In 1965, the eminent British journalist Patrick Seale published an important book titled "The Struggle for Syria." Its main thesis was that anyone who wants to acquire dominant status in the Middle East must control Syria or have friendly relations with it. The primary reason for Syria's importance in the regional system stemmed, in his opinion, from its geostrategic location in the heart of the Middle East. This status led, in the 1950s and '60s, until Hafez Assad's ascent to power in 1970, to the fact that Syria became a focus of both the struggles between Egypt and Iraq for hegemony in the Arab world, and between the United States and the Soviet Union.
The current civil war in Syria has restored that country, to a great extent, to the period when it was a battleground between forces more powerful than itself in the regional arena. The basic thesis laid down by Seale (who for many years was close to the Assad family and even wrote Hafez's biography ) remains the same, but the players and circumstances have changed.
If in the '50s and '60s the main struggle in the region was between supporters and opponents of Egypt's Gamal Abdel Nasser, or between supporters of pan-Arabism and those of territorial nationalism -- now the axis of struggle revolves around the Sunni-Shi'i rivalry. The revolutions in the Arab world brought to power religious Sunni Islamist parties (the Muslim Brotherhood in Egypt, Ennahda in Tunisia ), which have joined the Islamist revolution in Turkey that has been going on for the past decade, ever since Recep Tayyip Erdogan came to power there. This axis also takes in the Sunni Islamist countries in the Persian Gulf (especially Saudi Arabia ), for which religious ideology was always a central element in their foreign policy. In this context we may also mention the strengthening of Hamas, which has become an important political factor in the wake of last month's war in Gaza.

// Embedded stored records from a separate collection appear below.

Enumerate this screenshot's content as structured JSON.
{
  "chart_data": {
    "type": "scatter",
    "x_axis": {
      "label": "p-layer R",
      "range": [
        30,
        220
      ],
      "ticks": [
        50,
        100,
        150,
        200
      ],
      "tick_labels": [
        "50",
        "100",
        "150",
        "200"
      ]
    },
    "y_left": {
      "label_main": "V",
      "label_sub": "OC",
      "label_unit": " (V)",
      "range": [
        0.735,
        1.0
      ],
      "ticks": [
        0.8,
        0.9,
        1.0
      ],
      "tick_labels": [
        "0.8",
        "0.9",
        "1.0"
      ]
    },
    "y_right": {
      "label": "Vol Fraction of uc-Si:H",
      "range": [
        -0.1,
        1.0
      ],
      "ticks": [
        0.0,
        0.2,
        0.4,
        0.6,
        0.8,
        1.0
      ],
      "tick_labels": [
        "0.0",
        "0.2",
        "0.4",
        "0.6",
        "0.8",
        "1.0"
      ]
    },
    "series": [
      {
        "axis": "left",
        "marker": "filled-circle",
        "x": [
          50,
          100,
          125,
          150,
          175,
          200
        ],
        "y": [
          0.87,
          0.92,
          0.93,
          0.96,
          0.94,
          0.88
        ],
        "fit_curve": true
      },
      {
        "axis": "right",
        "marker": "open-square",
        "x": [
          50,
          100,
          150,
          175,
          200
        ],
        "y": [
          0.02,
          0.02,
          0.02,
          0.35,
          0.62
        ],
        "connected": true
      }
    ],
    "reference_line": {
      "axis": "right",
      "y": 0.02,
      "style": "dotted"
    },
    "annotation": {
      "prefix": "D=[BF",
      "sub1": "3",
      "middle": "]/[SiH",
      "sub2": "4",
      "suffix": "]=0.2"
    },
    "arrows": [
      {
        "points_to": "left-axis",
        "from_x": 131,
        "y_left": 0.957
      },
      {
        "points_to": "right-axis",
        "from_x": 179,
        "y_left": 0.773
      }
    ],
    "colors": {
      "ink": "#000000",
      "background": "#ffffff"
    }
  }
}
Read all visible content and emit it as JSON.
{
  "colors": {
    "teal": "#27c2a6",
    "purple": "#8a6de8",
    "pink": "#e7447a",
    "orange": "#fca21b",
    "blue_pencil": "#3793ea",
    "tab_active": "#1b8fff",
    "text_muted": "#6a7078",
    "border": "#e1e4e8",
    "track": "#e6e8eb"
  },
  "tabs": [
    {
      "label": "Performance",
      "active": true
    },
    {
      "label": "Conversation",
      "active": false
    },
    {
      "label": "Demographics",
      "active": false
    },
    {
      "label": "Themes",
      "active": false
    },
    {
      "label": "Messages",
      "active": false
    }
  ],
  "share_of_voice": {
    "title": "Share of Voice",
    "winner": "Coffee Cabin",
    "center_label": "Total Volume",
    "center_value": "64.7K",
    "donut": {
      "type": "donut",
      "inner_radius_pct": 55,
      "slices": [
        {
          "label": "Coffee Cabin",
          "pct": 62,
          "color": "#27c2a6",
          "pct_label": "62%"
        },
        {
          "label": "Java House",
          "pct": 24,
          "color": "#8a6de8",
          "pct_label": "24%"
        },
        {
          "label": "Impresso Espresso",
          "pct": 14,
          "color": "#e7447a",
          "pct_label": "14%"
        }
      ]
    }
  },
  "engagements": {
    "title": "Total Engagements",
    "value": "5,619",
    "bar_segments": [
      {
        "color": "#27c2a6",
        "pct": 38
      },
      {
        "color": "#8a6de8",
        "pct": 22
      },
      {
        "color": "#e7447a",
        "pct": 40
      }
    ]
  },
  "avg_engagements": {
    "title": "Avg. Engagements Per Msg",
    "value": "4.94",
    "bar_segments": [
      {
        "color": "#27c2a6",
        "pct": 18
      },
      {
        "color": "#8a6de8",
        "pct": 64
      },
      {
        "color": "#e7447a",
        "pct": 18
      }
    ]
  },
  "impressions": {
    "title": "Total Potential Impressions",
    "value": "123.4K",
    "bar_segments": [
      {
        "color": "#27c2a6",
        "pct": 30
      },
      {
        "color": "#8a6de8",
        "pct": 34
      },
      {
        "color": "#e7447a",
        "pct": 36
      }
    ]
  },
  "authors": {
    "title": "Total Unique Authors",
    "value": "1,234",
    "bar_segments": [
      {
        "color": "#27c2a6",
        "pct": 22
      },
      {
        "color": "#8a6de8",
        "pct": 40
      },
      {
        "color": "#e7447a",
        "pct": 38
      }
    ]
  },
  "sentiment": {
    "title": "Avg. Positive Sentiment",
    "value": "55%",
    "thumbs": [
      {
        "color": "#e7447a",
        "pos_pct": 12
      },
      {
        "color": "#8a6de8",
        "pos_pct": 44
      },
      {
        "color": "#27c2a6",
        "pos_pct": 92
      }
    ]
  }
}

The Shi'i axis has also undergone important changes over the past decade, bringing some to speak in terms of the Shi'ite Crescent, which includes Iran (not an Arab country ), the new Iraq, which has been controlled by the Shi'ites ever since the American occupation in 2003, and Hezbollah in Lebanon (where Shi'a constitute the major sect ). The linchpin of this crescent is Syria. Even though a majority of its population is Sunni, the Alawi minority -- which from a religious standpoint views itself as related to the Shi'a -- elected to sever itself from its Sunni-Arab front and forge an alliance with Iran, from the beginning of its war with Iraq in 1980.
The Syrian-Iranian alliance -- a product of military, economic, political and religious interests -- held for two decades, with the exception of a brief period of Syrian cooperation with the Sunni Arab world and with the West (roughly two decades ago, after the fall of the Soviet bloc, the war in Kuwait, and the Madrid Conference ).
Syria is therefore at a crossroads. The struggle in and over it is not just domestic, between the regime and its opponents, but rather also between the various players in the region, who would like to see Syria as part of their camp. Taking part in this struggle are not only states, but also non-state organizations, such as Hezbollah and Al-Qaida. The toppling of Assad's regime and rise of a Sunni regime (perhaps led by the Muslim Brotherhood ) would in effect constitute a writ divorce to the alliance with Iran and with the Shi'a in general. In that situation, Syria would largely go back to its natural place in the Arab world, as part of the Sunni axis.
A possible severing of Syria from the Shi'i axis with Iran would of course be good news for Israel and the West, which have always sought a way -- including in peace talks with Syria -- to disconnect Syria from Iran. But Syria's return to the Sunni world would not be without problems: It would broaden the circle of countries ruled by Sunni Islam that surround Israel. Such a move could have implications for the standing of Jordan's King Abdullah versus the Muslim Brotherhood opposition in his country. Nevertheless, we should remember that there are disagreements and rivalries within the Sunni axis as well. Egypt, for example, is suspicious of Turkey's leadership intentions, is strenuously opposed to the Hanbali Islam of Saudi Arabia, and is resisting the leading role little Qatar is assuming for itself.
In Gamal Abdel Nasser's time, it also seemed like pan-Arabism and Nasserism were taking over the Arab world, but that is not what happened, because the rivalries between Arab countries and the desire to preserve their respective national identities overcame other considerations.
Political Islam has not yet replaced pan-Arabism, but we are not to conclude from this that the Arab countries (and Turkey ) will now be more united than in the past. Doubtless they will display solidarity of one kind or another with the Palestinians in their struggle against Israel, as was evident in the latest war in Gaza, but beyond that it looks like state interests will continue to rule the roost.
Elie Podeh is a professor of Islamic and Middle-Eastern studies at the Hebrew University of Jerusalem.